Apocalisse (o apocalissi) s. f. [dal lat. apocalypsis, gr. ἀποκάλυψις «rivelazione»]. – 1. Titolo o designazione di scritti, canonici o apocrifi, contenenti rivelazioni relative ai destini ultimi dell’umanità e del mondo: l’A. di Abramo, di Mosé, di Paolo, di Pietro, ecc. In partic., il libro che ha questo titolo, accolto nel canone del Nuovo Testamento, attribuito tradizionalmente a s.

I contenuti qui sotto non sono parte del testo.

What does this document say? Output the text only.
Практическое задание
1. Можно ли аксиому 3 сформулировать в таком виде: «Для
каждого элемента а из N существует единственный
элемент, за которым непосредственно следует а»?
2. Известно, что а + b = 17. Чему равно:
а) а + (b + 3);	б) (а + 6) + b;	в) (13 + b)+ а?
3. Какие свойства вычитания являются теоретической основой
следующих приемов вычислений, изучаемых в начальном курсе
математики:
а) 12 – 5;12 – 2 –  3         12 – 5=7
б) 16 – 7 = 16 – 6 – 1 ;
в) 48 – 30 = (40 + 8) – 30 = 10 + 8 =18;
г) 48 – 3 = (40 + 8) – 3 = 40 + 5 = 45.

Giovanni Evangelista. 2. fig. Come termine di riferimento o di confronto, catastrofe, rovina totale, fine del mondo, in frasi quali: visione d’a.; una notte da a.; sembrava venuto il tempo dell’apocalisse, e sim. (Treccani).

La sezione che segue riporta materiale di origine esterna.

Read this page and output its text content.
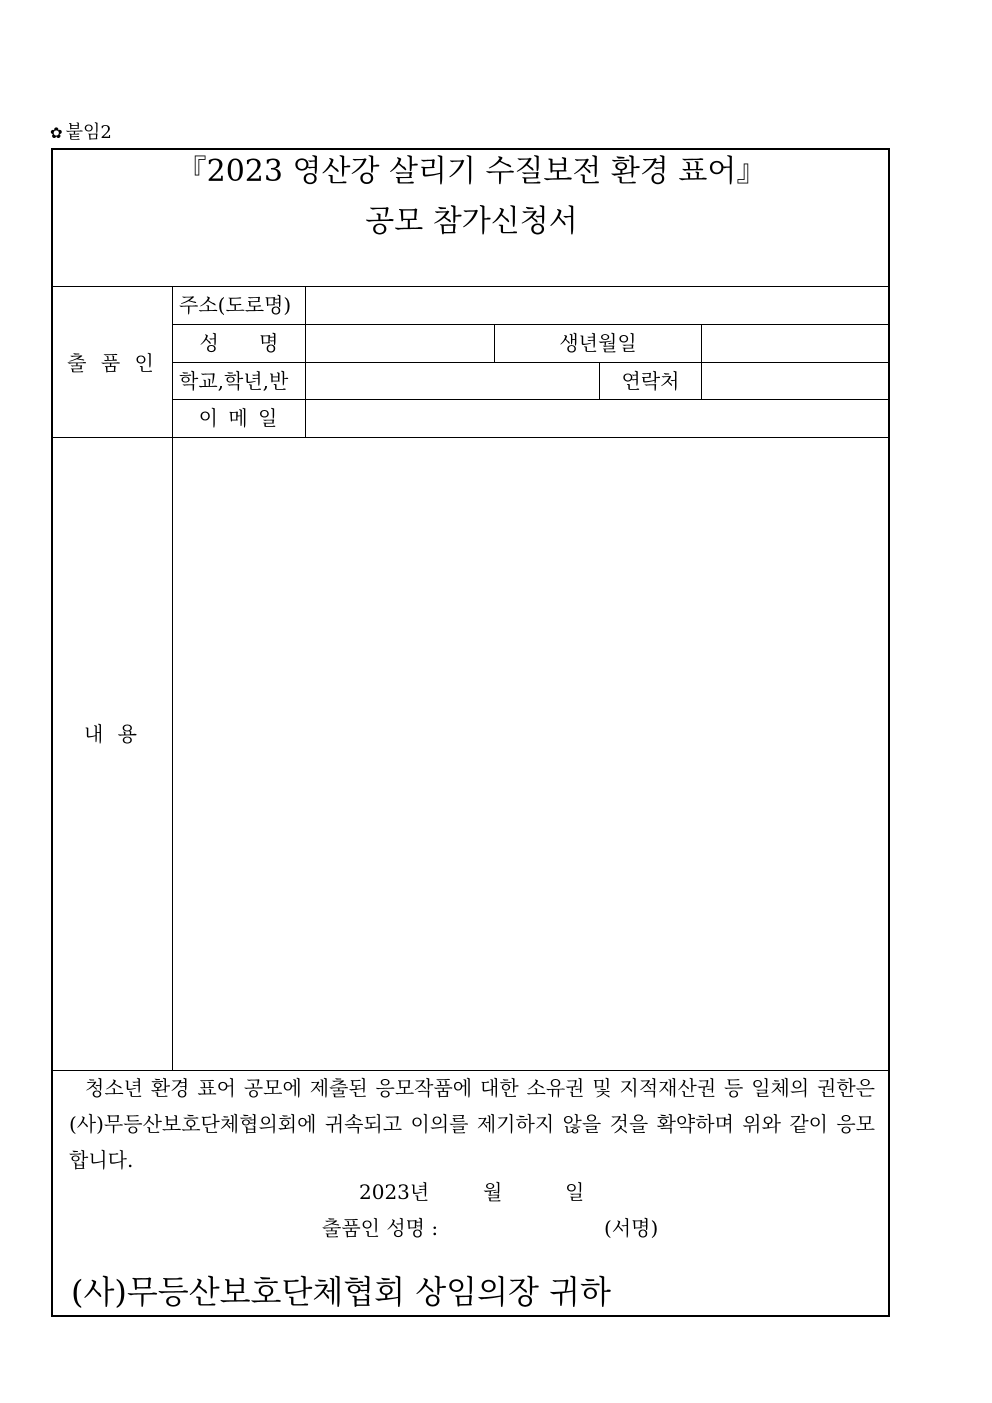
✿ 붙임2
『2023 영산강 살리기 수질보전 환경 표어』
공모 참가신청서
출 품 인
주소(도로명)
성 명	생년월일
학교,학년,반	연락처
이 메 일
내 용
청소년 환경 표어 공모에 제출된 응모작품에 대한 소유권 및 지적재산권 등 일체의 권한은 (사)무등산보호단체협의회에 귀속되고 이의를 제기하지 않을 것을 확약하며 위와 같이 응모합니다.
2023년	월	일
출품인 성명 :	(서명)
(사)무등산보호단체협회 상임의장 귀하
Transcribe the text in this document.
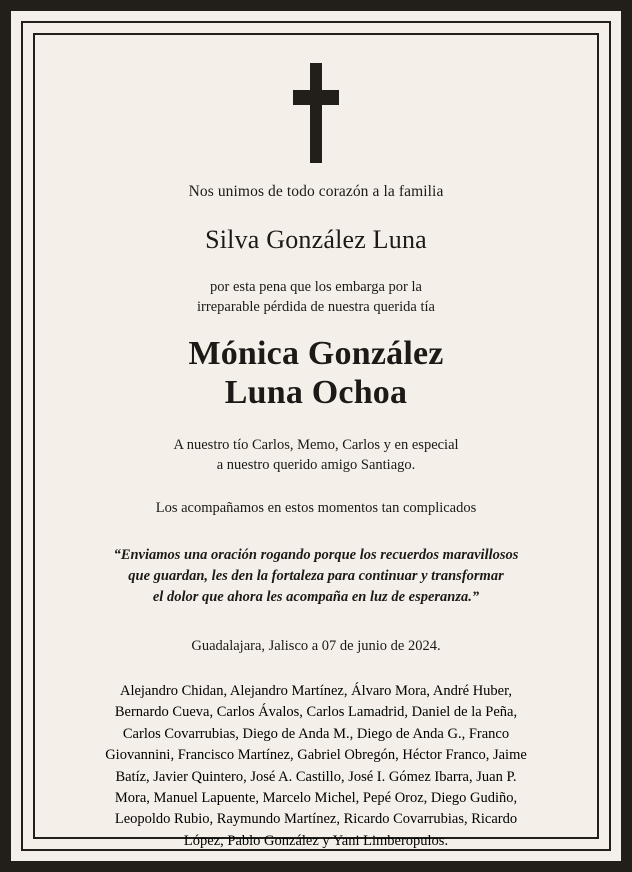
Nos unimos de todo corazón a la familia
Silva González Luna
por esta pena que los embarga por la
irreparable pérdida de nuestra querida tía
Mónica González
Luna Ochoa
A nuestro tío Carlos, Memo, Carlos y en especial
a nuestro querido amigo Santiago.
Los acompañamos en estos momentos tan complicados
“Enviamos una oración rogando porque los recuerdos maravillosos
que guardan, les den la fortaleza para continuar y transformar
el dolor que ahora les acompaña en luz de esperanza.”
Guadalajara, Jalisco a 07 de junio de 2024.
Alejandro Chidan, Alejandro Martínez, Álvaro Mora, André Huber,
Bernardo Cueva, Carlos Ávalos, Carlos Lamadrid, Daniel de la Peña,
Carlos Covarrubias, Diego de Anda M., Diego de Anda G., Franco
Giovannini, Francisco Martínez, Gabriel Obregón, Héctor Franco, Jaime
Batíz, Javier Quintero, José A. Castillo, José I. Gómez Ibarra, Juan P.
Mora, Manuel Lapuente, Marcelo Michel, Pepé Oroz, Diego Gudiño,
Leopoldo Rubio, Raymundo Martínez, Ricardo Covarrubias, Ricardo
López, Pablo González y Yani Limberopulos.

In questi ultimi tempi si parla di apocalisse un po' a sproposito. Viene facilmente da pensare, e questo lo ammetto, che la fine dell'umanità, contrariamente a quanto si pensava, stia avvenendo gradualmente attraverso una non meglio identificata pandemia, che ci spinge un giorno dopo l'altro verso un baratro di disperazione economica e sanitaria davanti al quale abbiamo già ampiamente dimostrato la nostra pochezza. Un'apocalisse come questa in realtà l'abbiamo già vissuta infinite volte e ogni volta in qualche modo ci siamo risollevati, perdendo magari qualche anno di vita, sacrificato in nome di un ideale che non sempre è stato il nostro. Penso alle guerre, alle carestie, alle grandi pestilenze del passato, in un arco di tempo che va dalle piaghe d'Egitto di quattromila anni fa ai più recenti genocidi in Ruanda o nella ex-Jugoslavia, ma più che altro penso a emergenze "minori" come, per chi se la ricorda (io avevo sei anni), la famosa austerity che fu imposta al nostro paese nel 1973, nel corso della quale, allora come oggi, furono penalizzati trasporti, cinema e ristoranti (della serie "il lupo perde il pelo")...
L'Apocalisse nel vero senso del termine è invece un termine che esprime qualcosa di ben più definitivo, come spesso e volentieri ci ha mostrato il cinema di genere catastrofico: dalle estinzioni di massa dovute a enormi meteoriti (i dinosauri, come sappiamo, non si ripresero), alle grandi glaciazioni (nemmeno i mammut si sono più visti in giro), ai continenti che si inabissano nell'arco di un giorno e una notte (gli atlantidei ne sanno qualcosa), fino ad arrivare agli eccessi, finora solo immaginati, delle guerre atomiche, delle invasioni aliene o dei mondi in collisione. C'è solo l'imbarazzo della scelta. Ed è proprio una di queste apocalissi il comun denominatore dei due racconti che costituiscono l'ossatura del primo numero di Lampadedromie, progetto letterario ideato e curato da Lorenzo Nicotra e Fabio Lastrucci, impegnati anche come autori dalle prime uscite della pubblicazione.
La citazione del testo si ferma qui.